Blood Pressure and Caffeine

Republication of an old experiment I did looking at blood pressure and caffeine.

Blood Pressure and Caffeine


This is the third installment in my nutrition series on blood pressure. Part One looked at the effect of sodium reduction while Part Two looked at magnesium supplementation.

This time around, I’m changing the form of magnesium supplement and looking at the effects of moderately reducing caffeine. The research is somewhat conflicting as caffeine can cause a high (temporary) increase in blood pressure when consumed in the form of coffee, but in some cases other forms of caffeine do not have them same effect. Additionally, long term use may actually lessen the effects of coffee ( Healthline reference).

BHB and Caffeine

I’ve been in the keto world since January 2019 (and in paleo circle for many years longer), so I wondered about “killing two birds with one stone” and supplementing with a Magnesium BHB compound rather than magnesium by itself. See references below for more information on what BHB is and how it works.

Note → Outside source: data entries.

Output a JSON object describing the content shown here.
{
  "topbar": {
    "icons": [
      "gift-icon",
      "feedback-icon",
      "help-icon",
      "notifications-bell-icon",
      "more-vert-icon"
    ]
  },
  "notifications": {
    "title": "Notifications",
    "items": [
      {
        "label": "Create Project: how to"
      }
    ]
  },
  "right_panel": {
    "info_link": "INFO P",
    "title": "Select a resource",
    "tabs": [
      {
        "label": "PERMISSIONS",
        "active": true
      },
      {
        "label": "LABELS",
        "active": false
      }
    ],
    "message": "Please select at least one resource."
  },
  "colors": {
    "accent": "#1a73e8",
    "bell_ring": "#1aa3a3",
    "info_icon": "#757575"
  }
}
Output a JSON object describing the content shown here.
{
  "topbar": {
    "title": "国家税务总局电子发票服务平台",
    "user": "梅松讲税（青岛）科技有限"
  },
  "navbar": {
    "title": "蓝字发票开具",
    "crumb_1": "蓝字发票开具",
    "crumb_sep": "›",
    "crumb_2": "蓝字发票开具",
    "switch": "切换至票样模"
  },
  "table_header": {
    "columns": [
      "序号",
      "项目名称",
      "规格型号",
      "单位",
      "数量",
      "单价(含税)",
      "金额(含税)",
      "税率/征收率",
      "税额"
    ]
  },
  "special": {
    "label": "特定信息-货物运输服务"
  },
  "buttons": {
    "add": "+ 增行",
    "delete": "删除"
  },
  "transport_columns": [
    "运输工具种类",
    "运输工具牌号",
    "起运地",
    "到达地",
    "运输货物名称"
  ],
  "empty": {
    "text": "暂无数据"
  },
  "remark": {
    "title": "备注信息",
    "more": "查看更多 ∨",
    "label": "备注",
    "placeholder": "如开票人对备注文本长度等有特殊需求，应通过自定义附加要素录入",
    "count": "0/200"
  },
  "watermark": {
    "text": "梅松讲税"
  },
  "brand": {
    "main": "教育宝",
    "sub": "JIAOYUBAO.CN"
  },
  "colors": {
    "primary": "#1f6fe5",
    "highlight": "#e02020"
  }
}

At the start of this experiment I was consuming an average of 3 cups of coffee per day (about 350 mg caffeine / day). Initially I replaced the two of the three cups of coffee with a higher caffeine tea (Yerba Mate) blended with Green Tea. The specific tea I used was Yogi Positive Energy, available at most grocery stored.

Later, I moved explicitly to green team on the weekdays, while I did enjoy a cup of coffee on the weekends.


  • 1 scoop Nutricost Magnesium BHB daily. Each scoop has 722 mg magnesium which is notably more than the 500 mg supplement in Part Two.
  • Caffeine: see gradual reduction in table below.
  • Note on exercise: This hadn’t changed much from Part Two. I was doing BJJ about 7 hours per week and about two hours per week doing yoga or other movement drills.


Verdict: There seems to be a very small effect. Though the 125 systolic is impressive, it is likely that some other variable is responsible, as the third week yielded a more predictable result.

While the effect on blood pressure may be small, it is definitely a positive lifestyle change to not be chemically dependent on something to function in daily life. That is, I ingest a little bit of caffeine each day, but my body lets me know very well when I’m tired now rather than being wired awake (whether I was cognitively aware of my biological process or not).

Additionally, I have to note anecdotally that my dental hygiene has improved as well. Less coffee means less staining on my teeth which means less brushing / cleaning to remove the coffee alone.